Au Canada, une famille dépensera en moyenne entre 600$ et 750$ par enfant pour la rentrée scolaire 2026. Un montant qui demeure stable par rapport à 2025, selon une étude de Caddle, réalisée en partenariat avec le Conseil canadien du commerce de détail (CCCD) en 2025 et répétée cette année.
L’étude a été menée à l’échelle canadienne auprès d’un échantillon de près 1 400 parents.
«La fourchette de 600 $ à 750 $ par enfant peut sembler élevée puisqu’elle englobe l’ensemble des dépenses associées à la rentrée, notamment certains appareils électroniques pouvant être nécessaires, indique Francis Mailly, vice-président des affaires publiques au CCCD.
Cette donnée constituant une moyenne, les dépenses peuvent par ailleurs varier de façon significative selon l’âge de l’enfant, ses besoins, la région et les choix des familles.
Le CCCD ne peut toutefois confirmer ou infirmer si nous observons actuellement une hausse du coût des articles scolaires, les prix relevant des décisions commerciales propres à chaque détaillant.
«Cela dit, les articles scolaires ne sont évidemment pas à l’abri des pressions qui touchent l’ensemble du commerce de détail», précise M. Mailly.
Chasse aux aubaines
Selon l’étude Magasinage de la rentrée – Intentions d’achat en vue de la rentrée 2026 effectuée en avril, le prix demeure le principal facteur dans le choix du détaillant. Une part de 85% de parents cherchent activement les aubaines, ce qui fait des grandes surfaces un fréquent point de départ.
La très grande majorité des parents, soit 91%, ont l’impression qu’il en coûte plus cher pour se procurer des articles scolaires.

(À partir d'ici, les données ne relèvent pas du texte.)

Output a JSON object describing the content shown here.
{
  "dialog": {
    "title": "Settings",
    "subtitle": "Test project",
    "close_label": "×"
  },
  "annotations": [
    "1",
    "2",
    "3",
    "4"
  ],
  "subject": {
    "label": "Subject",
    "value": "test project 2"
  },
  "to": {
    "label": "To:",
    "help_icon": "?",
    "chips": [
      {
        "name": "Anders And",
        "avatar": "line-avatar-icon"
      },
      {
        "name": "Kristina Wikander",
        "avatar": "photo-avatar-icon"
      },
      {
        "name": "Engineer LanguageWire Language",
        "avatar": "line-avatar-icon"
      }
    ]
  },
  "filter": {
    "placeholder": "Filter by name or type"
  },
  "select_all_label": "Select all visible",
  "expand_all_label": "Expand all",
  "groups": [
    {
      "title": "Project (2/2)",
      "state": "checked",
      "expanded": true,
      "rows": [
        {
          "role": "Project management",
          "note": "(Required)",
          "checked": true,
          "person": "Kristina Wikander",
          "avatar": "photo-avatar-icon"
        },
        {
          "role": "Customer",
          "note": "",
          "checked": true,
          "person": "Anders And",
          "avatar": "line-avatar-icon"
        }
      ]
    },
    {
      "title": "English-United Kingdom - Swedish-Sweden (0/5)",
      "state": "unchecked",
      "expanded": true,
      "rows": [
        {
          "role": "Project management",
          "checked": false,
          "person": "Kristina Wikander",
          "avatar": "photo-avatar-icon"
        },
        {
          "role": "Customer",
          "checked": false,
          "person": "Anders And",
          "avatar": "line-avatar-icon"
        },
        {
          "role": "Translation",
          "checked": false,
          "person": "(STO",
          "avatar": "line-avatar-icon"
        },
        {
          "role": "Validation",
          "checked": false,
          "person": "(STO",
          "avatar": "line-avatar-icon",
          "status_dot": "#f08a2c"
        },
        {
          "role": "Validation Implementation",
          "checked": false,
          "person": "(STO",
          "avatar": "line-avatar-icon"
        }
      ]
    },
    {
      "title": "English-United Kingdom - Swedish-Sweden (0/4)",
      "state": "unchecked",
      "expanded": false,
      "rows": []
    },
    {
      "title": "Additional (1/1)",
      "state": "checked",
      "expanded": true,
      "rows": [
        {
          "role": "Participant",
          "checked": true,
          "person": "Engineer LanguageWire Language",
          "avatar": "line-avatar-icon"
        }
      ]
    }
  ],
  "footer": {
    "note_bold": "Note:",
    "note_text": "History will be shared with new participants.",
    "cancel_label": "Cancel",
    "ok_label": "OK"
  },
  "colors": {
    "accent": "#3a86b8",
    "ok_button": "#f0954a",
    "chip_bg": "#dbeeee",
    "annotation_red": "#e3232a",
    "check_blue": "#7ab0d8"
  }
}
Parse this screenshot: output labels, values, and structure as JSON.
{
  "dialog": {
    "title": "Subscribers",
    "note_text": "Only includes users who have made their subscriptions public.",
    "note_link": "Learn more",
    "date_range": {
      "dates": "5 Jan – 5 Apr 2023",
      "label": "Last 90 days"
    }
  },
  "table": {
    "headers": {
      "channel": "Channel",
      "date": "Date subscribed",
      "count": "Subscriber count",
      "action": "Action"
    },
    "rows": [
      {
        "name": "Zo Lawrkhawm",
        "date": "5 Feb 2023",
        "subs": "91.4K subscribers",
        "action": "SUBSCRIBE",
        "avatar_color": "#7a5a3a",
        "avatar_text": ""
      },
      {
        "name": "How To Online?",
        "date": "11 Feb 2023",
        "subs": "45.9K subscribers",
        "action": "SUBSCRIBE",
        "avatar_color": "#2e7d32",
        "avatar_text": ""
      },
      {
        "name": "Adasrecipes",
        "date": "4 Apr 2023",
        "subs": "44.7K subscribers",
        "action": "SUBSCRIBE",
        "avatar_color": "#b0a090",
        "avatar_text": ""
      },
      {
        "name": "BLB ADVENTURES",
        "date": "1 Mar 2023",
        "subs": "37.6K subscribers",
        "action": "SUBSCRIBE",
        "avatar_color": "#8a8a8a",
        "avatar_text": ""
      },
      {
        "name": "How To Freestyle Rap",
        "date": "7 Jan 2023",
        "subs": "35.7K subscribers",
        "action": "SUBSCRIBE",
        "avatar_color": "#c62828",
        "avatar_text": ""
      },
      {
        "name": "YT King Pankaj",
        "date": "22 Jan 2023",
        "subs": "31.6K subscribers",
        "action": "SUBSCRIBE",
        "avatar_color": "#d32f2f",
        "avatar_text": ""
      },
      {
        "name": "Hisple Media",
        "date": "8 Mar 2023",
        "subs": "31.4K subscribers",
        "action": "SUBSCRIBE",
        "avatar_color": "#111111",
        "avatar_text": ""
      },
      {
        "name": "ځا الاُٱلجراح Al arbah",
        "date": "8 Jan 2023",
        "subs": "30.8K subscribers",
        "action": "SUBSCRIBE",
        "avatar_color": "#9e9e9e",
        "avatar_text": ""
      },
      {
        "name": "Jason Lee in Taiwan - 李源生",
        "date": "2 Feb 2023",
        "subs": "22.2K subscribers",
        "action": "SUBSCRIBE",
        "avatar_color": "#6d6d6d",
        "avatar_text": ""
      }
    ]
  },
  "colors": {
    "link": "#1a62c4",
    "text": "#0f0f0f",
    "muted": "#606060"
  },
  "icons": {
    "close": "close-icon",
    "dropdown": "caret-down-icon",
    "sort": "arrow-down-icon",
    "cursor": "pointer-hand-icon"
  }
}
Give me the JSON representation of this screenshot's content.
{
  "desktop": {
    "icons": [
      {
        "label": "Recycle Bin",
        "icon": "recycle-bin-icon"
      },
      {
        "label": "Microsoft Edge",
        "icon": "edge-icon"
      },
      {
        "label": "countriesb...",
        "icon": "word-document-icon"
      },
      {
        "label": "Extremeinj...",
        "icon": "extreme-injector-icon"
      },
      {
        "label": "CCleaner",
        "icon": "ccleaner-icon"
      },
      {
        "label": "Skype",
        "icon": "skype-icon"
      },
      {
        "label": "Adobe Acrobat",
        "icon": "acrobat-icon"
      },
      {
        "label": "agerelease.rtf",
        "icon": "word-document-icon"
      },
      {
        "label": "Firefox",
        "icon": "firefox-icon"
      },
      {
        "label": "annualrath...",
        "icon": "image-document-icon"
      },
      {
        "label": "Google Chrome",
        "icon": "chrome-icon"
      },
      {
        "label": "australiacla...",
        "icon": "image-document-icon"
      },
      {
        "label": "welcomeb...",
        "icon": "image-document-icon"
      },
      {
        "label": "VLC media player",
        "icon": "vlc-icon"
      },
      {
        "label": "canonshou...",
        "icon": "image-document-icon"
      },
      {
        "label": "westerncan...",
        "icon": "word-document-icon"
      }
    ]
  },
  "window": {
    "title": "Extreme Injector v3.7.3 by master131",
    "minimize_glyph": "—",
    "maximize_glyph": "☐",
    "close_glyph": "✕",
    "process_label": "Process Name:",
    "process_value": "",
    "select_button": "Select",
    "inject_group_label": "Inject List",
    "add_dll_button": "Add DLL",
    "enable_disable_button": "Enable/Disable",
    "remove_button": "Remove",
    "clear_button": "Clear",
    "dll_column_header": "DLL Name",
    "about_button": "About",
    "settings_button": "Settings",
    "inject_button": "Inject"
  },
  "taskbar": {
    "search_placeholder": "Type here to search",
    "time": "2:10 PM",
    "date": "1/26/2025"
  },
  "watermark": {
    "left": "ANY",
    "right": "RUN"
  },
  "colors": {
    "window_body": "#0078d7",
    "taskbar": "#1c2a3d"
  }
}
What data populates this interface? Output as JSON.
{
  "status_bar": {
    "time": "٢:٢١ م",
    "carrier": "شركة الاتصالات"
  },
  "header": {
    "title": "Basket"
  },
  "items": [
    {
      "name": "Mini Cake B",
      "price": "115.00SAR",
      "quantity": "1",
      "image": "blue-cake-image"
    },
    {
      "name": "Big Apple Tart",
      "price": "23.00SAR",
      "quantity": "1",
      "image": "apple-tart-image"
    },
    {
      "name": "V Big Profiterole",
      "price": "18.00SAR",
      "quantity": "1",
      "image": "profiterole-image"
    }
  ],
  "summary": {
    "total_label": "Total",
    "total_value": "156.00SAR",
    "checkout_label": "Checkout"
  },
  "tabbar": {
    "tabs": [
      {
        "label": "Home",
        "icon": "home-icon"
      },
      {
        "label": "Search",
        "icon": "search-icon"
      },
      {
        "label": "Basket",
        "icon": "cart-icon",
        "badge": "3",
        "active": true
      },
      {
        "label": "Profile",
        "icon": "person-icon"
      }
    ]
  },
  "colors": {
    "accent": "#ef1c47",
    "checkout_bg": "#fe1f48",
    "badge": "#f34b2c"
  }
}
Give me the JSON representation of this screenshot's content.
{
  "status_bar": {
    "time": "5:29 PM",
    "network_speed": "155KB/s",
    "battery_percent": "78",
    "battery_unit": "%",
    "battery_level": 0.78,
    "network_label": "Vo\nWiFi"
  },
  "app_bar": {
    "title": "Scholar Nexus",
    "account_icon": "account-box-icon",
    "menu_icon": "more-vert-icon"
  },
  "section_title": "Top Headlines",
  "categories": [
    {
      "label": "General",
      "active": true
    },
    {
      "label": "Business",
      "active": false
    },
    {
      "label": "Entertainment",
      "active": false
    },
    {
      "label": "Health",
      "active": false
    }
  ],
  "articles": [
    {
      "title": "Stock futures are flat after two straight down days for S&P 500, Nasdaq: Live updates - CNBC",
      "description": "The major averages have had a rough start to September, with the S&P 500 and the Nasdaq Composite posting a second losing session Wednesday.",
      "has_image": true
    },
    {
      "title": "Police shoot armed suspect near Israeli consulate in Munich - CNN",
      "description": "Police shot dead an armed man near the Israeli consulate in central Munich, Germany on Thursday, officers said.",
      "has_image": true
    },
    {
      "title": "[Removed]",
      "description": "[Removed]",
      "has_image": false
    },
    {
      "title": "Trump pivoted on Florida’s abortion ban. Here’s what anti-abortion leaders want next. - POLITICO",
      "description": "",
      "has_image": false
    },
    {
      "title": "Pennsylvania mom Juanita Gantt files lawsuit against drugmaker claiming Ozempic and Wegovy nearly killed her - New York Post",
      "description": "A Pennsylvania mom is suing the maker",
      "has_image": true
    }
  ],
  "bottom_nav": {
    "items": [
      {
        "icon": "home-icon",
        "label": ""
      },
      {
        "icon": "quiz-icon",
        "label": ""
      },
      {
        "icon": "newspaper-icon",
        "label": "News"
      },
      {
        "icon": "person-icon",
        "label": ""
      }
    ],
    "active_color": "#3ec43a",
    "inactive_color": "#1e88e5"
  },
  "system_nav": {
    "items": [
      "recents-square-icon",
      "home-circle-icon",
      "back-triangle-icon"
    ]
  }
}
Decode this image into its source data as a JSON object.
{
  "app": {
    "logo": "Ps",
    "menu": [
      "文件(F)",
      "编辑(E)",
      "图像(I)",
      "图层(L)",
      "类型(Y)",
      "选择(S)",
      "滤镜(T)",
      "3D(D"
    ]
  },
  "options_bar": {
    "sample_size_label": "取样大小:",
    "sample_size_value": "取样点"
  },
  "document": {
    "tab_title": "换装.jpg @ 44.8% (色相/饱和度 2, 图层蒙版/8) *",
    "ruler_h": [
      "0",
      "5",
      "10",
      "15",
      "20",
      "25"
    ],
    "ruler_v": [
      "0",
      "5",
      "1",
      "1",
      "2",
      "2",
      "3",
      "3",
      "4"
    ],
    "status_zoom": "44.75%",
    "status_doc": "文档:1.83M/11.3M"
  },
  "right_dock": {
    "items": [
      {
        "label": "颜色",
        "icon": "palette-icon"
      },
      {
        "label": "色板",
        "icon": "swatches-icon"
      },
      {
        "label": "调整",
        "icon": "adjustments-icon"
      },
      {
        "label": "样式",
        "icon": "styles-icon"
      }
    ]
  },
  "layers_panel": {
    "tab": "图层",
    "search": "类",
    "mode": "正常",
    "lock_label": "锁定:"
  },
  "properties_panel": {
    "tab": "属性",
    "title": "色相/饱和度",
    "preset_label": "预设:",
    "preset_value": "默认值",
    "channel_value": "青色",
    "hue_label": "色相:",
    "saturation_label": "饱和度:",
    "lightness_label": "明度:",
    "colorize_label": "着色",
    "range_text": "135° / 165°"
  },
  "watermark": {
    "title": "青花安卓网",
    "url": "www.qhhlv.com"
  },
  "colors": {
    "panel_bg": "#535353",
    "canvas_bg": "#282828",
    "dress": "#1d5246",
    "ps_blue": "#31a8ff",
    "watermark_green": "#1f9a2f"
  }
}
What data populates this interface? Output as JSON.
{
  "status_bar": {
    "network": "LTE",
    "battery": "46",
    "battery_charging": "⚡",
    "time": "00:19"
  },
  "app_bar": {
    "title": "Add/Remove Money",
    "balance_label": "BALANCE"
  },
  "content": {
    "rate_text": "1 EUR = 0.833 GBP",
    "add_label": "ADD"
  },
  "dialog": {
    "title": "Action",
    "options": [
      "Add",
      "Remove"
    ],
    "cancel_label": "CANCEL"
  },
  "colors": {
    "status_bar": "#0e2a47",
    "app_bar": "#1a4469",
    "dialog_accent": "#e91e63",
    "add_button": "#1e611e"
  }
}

Est-ce que l’IA peut donner un coup de main dans cette chasse aux aubaines? «44 % des parents utilisent déjà un outil assisté par l’IA – ou expriment un intérêt pour un tel outil – afin d’établir des listes de courses, de trouver les meilleurs prix, de comparer des produits ou d’obtenir des recommandations de magasins locaux», indique l’étude de Caddle.
Le commerce en ligne est néanmoins loin de s’imposer : 99% des répondants ont affirmé aller en magasin pour l’ensemble de leurs achats. Les courses de la rentrée se prévoient tôt, et seulement 19% des personnes sondées prévoyaient une seule séance de magasinage.
«Les acheteurs qui éprouvent du stress ou de l’enthousiasme sont plus sensibles aux critiques qu’ils lisent et plus susceptibles de changer de marque après en avoir pris connaissance», révèle aussi l’étude.